Step 0-> Belongs to change from last SDR to first one
Step 9->Transition line from bits (1-10) to (10-19)
Step 17->Transition line from bits (10-19) to (19-28)

@rhyolight @sheiser1 the fact that annoys me is that I´m getting the 1.0 anomaly scores in these steps from the very first iteration…

3 more things to add:

My w/n is 10,47%

So if I´m getting a 1.0 score for the transitions metioned in my model, I don´t have any way to perceive if a new transition is added to my data as it will get almost the same score

Is overlap needed for possible transitions? The key point is to detect anomaly behaviour between transitions so if I train my model with a transition between 10 to 100 that happens very often, it should get low anomaly scores eventhough there is no SDR overlap between these numbers. Right?

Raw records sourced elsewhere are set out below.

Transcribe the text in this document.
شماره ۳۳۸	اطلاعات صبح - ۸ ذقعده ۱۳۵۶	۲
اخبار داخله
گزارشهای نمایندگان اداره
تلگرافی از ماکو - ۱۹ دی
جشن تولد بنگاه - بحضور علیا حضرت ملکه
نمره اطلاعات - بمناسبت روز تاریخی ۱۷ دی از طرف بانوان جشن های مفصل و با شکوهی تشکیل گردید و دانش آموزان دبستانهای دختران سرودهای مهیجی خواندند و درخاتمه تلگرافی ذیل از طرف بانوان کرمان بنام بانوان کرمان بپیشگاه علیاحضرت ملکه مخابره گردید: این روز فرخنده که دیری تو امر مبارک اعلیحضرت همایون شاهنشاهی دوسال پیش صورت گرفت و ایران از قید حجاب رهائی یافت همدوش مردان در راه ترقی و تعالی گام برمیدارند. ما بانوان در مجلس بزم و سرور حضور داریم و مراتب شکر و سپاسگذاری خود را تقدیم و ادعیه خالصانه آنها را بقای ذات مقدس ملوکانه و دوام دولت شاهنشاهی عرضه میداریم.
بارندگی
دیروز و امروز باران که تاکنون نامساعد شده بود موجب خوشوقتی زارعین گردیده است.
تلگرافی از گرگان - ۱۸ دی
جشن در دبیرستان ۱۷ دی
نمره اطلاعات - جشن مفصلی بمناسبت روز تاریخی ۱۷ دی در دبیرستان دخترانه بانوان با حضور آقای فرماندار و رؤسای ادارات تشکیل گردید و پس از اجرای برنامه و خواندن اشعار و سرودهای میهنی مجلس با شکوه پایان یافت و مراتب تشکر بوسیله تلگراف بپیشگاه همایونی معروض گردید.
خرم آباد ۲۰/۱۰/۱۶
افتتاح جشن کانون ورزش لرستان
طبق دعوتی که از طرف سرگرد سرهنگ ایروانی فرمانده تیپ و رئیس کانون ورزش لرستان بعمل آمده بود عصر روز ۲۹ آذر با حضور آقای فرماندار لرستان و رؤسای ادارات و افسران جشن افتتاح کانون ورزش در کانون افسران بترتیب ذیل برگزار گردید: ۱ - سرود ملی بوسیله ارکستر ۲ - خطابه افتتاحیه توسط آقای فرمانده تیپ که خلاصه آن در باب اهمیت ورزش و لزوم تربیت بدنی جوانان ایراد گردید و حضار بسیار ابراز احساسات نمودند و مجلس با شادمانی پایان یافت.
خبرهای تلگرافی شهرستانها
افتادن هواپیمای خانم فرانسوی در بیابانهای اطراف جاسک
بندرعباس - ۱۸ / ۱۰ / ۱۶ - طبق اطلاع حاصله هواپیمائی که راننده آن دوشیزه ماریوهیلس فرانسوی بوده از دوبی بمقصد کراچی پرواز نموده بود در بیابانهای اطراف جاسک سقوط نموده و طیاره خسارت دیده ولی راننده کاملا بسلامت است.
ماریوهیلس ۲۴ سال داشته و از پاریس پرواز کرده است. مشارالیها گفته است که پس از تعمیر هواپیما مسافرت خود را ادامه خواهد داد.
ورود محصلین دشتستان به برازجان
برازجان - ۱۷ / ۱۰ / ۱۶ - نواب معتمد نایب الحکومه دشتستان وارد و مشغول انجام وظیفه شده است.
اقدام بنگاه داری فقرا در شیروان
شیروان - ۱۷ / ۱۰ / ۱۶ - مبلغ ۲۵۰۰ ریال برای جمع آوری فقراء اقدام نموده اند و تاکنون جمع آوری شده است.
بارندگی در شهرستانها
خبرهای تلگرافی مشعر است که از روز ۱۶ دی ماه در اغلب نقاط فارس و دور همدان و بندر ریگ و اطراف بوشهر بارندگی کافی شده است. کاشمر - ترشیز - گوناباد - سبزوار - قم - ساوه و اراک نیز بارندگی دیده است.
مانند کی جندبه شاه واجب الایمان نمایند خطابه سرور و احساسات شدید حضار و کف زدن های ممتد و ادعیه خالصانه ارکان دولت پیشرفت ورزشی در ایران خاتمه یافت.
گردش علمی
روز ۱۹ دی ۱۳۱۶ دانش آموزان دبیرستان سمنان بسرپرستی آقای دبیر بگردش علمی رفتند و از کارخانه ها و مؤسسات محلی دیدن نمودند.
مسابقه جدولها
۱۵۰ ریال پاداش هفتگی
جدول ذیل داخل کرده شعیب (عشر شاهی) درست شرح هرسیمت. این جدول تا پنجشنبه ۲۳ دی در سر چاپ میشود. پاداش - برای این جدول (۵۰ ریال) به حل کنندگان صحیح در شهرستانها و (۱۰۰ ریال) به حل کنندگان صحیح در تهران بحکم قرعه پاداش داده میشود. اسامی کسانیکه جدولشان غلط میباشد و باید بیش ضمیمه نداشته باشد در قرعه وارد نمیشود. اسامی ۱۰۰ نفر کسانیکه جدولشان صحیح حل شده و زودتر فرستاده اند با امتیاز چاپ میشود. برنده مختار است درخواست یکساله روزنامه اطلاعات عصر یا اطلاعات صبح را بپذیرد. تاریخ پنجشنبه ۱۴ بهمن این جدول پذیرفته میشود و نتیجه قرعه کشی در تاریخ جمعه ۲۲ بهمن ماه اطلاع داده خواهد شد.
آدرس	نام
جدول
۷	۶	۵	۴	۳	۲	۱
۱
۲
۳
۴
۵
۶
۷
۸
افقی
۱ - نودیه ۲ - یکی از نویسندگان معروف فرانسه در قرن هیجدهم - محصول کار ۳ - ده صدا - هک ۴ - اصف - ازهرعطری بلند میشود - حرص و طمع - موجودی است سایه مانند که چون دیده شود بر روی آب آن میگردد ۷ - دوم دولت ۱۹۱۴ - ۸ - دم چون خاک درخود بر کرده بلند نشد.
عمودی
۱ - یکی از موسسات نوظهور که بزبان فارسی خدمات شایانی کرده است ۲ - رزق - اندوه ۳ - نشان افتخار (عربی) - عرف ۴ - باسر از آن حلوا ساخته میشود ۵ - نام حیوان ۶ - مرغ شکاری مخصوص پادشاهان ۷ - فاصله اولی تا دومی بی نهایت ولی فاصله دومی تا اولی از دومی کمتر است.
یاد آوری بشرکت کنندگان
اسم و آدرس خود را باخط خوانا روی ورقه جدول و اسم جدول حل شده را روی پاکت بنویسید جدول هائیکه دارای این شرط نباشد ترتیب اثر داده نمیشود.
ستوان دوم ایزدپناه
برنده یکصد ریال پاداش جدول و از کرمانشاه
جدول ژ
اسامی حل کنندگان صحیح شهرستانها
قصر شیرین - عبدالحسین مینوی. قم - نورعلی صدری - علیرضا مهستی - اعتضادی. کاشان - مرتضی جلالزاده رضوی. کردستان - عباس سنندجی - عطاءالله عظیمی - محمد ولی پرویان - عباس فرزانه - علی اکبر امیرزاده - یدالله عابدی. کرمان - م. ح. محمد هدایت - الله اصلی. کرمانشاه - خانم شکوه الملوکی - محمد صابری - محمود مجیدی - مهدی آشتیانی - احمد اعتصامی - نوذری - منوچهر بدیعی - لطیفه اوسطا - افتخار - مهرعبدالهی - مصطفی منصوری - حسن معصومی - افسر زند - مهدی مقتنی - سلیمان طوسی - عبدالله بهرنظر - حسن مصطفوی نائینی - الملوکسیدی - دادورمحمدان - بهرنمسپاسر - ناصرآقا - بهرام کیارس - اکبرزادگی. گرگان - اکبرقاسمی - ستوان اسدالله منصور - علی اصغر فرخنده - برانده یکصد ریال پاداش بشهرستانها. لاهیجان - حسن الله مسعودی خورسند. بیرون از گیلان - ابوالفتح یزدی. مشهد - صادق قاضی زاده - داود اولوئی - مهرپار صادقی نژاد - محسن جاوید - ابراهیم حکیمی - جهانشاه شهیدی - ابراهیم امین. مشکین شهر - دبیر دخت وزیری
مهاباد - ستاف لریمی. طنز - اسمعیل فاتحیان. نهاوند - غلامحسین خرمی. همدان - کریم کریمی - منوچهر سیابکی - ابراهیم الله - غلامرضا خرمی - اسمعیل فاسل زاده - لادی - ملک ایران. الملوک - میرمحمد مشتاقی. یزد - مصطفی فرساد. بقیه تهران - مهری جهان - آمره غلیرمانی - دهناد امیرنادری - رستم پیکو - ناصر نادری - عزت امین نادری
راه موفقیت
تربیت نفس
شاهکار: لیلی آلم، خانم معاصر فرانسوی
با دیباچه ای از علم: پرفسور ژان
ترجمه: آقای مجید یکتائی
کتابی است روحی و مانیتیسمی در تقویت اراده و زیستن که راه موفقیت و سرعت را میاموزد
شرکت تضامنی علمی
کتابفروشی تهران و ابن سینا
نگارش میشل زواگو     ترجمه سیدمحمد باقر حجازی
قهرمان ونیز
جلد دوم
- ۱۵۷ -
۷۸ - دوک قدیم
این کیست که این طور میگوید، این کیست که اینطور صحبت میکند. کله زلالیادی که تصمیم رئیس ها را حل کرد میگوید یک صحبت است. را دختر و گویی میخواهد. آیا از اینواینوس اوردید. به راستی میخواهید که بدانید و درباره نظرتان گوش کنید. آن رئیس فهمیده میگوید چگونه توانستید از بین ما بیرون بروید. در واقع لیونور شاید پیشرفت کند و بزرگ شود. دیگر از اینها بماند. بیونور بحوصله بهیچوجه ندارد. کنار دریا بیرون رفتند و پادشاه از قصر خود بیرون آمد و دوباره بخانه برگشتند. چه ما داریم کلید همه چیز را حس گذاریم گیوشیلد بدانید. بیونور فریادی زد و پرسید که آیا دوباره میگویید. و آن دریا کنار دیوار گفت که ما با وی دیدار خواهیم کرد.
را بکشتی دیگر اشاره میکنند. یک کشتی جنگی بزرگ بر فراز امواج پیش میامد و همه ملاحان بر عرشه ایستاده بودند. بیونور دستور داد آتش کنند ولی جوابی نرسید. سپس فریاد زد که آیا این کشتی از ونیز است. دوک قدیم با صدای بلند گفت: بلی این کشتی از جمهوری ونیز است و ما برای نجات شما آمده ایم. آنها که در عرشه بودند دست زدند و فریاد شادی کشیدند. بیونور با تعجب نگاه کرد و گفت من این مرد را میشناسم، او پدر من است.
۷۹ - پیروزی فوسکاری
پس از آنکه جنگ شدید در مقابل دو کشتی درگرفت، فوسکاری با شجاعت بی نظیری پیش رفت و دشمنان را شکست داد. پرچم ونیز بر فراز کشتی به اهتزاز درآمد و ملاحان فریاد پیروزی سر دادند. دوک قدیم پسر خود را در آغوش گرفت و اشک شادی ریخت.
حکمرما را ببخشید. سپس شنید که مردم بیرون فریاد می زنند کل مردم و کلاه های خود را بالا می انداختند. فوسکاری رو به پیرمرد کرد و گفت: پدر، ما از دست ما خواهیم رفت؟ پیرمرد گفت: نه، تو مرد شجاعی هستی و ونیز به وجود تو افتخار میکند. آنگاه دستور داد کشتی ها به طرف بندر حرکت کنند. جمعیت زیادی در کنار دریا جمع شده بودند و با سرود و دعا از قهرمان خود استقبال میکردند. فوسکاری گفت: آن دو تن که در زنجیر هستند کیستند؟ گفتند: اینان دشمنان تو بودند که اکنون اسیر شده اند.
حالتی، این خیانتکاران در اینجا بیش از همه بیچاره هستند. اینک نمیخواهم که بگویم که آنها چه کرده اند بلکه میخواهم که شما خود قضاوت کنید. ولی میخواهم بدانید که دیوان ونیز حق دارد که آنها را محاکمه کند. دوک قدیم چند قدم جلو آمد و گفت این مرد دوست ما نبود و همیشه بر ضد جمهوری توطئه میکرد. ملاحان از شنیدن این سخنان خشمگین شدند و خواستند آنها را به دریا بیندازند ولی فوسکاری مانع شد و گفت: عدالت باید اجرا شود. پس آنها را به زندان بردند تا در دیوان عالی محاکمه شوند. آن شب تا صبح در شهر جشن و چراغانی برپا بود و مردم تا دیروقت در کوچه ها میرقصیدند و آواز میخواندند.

Thanks again for your attention! Hope you haven´t got slept with my comment :sweat_smile:


I would not trust an anomaly score until it has seen a significant amount of data. Patterns arise over time, and you want the system to see each pattern several times. Also, we have had much more success triggering anomalies by using a post-process we call “anomaly likelihood”. Once you hook this up, I suggest flagging anomalies if the likelihood value is over 0.9999. (this is not biological, just a hack to smooth out the very jumpy anomaly score metric)


Yes it will take some time to learn the patterns well enough for the anomaly scores to have much meaning. As an analogy if you’re at a company and you see an intern is surprised by something that can be a normal thing, since the intern probably hasn’t seen much data and would be surprised easily. Whereas if the most senior manager is really surprised by something that’s more meaningful since that person has seen more data (more experience basically).

Anyway on your chart @Baquetron is the horizontal axis time? I’m a little confused about the meaning of the vertical axis. It seems like the system is getting surprised every time theres a shift, like at step 9 from bits (1-10) to (10-19). Since these patterns seem to have a lot of near identical values and then suddenly shift to another series of identical values, I think it’ll take a more data or repetitions for it to learn those transitions from sub-pattern to sub-patter. For instance, if the sequence went: ‘A-A-A-A-A-A-A-A-B-B-B-B-B-B-B-B-C-C-C-C-C-C-C’, the transitions from the last ‘A’ to the first ‘B’ would take longer to learn than if the pattern was more simply: ‘A-B-C-A-B-C’. I’d say if you don’t have more data then set the pattern to repeat many times, since more repetitions will be needed to learn longer or more complex patterns.


@sheiser1 @rhyolight So after digging deep in my code I found I was taking wrong the PredictedcolumnIndices for the anomaly algorithm input.

Do you think this is the right way to obtain it?

#Get predicted columns from predicted cells in tm
        prevpredictedCells = tm.getPredictiveCells()
        dictpredicted = tm.mapCellsToColumns(prevpredictedCells)
        prevpredictedColumnsIndices = dictpredicted.keys()

So prevpredictedColumnsIndices is the input of next iteration anomaly algorithm as explain here

However I’m still getting unstable anomaly scores for my SDR data as well as for data from hotgym and nyctaxi examples. I changed my encoder to enter scalars and dates and my anomaly scores differs from those of gym and taxi opf models.

For all these examples I iterated data for loads of time and still got very unstable results.


I’m not familiar enough with the guts of the code to say exactly, so what I’d do is look at the hotgym example ‘’ file that came with NuPIC, and find where the differences are between that code and yours. If you’re feeding in the same data then you should be getting the same results, assuming the model params are the same.